Bekämpfung der Angst
Die Behandlung kann zum Beispiel darin bestehen, dass der Patient mit dem Therapeuten bespricht, welche alltäglichen Handlungen er ausführen soll, die ihm normalerweise große Angst bereiten. Mit der Unterstützung des Therapeuten und auch der Hilfe von Familie und Freunden wird eine verhaltenstherapeutische Technik eingeübt. Eine dieser Techniken, die sogenannte Desensibilisierung, bewährt sich besonders bei bestimmten Phobien. Der Patient lernt zunächst, sich zu entspannen, und wird dann gebeten, eine Liste der Dinge oder Situationen aufzustellen, vor denen er sich am meisten fürchtet. In möglichst entspanntem Zustand wird er – in der Vorstellung oder in Wirklichkeit – mit der am wenigsten bedrohlichen Situation auf seiner Liste konfrontiert.

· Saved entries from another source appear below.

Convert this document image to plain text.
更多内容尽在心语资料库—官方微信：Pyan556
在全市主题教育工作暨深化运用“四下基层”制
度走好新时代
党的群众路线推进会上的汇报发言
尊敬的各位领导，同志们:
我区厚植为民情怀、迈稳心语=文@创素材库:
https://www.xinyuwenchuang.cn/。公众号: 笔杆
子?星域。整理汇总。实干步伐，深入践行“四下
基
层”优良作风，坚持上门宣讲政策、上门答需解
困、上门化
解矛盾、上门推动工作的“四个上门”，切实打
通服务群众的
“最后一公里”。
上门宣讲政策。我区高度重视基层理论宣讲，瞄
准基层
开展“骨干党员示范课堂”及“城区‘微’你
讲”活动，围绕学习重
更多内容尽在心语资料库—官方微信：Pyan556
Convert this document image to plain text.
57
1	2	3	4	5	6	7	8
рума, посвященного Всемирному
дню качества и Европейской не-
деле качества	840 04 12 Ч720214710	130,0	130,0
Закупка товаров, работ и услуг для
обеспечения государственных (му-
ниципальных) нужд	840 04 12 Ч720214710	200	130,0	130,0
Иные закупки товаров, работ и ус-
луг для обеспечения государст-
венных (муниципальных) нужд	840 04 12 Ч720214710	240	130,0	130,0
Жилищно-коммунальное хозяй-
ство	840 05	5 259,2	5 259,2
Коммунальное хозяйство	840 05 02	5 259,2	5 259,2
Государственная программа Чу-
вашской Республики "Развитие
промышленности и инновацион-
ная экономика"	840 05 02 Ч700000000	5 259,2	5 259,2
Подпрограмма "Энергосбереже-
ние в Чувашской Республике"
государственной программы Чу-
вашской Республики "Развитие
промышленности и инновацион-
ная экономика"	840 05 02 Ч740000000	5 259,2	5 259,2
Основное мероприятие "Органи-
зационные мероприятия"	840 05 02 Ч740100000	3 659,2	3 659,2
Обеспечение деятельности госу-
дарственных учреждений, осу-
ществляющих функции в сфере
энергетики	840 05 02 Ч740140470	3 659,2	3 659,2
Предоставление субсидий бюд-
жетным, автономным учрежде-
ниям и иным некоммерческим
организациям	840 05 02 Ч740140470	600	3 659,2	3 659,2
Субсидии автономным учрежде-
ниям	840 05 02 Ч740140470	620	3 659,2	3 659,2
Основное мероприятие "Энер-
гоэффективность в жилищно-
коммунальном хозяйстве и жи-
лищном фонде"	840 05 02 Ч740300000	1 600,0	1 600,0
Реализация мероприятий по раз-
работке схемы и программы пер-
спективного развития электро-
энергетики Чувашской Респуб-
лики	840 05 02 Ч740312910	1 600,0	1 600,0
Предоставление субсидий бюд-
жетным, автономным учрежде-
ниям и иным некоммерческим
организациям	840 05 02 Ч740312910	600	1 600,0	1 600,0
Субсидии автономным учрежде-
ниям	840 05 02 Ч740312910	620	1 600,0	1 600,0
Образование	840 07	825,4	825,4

Sobald er diese Situation ertragen kann, kommt der zweite Punkt seiner Liste an die Reihe und so weiter, bis er seine Ängste überwunden hat. Ein Gespräch mit einem verständnisvollen Freund kann eine große Erleichterung für Menschen sein, die sich in psychischer Bedrängnis befinden. Oft reicht das aber nicht aus. Diese Menschen brauchen vielmehr einen Therapeuten, der darin geschult ist, sich die Probleme anderer anzuhören, und nicht aus der Fassung gerät, wenn die Betroffenen starke Gefühle äußern. Manchmal reichen schon wenige Gespräche mit einem praktischen Arzt, einem Psychiater oder einem Mitarbeiter eines telefonischen Beratungsdienstes aus, um die Dinge wieder in die richtige Perspektive zu rücken. In anderen Fällen wird eine persönliche Beratung, eine Psychotherapie oder eine Gruppentherapie der richtige Weg sein. Alle diesen Therapien geben den Menschen Gelegenheit, sich eingehender mit ihren Problemen zu befassen und zumindest einige Gründe für ihre Gefühle und ihr Verhalten zu erkennen. Für schwere psychische Krankheitsbilder sind diese Therapieformen zunächst nicht zu empfehlen, weil sie die Betroffenen nur noch mehr in Verwirrung stürzen würden. In solchen Fällen ist Zuhören und Beruhigen angebracht. Erst wenn sich der Zustand des Patienten wieder stabilisiert hat, können konfliktorientierte Methoden angewendet werden.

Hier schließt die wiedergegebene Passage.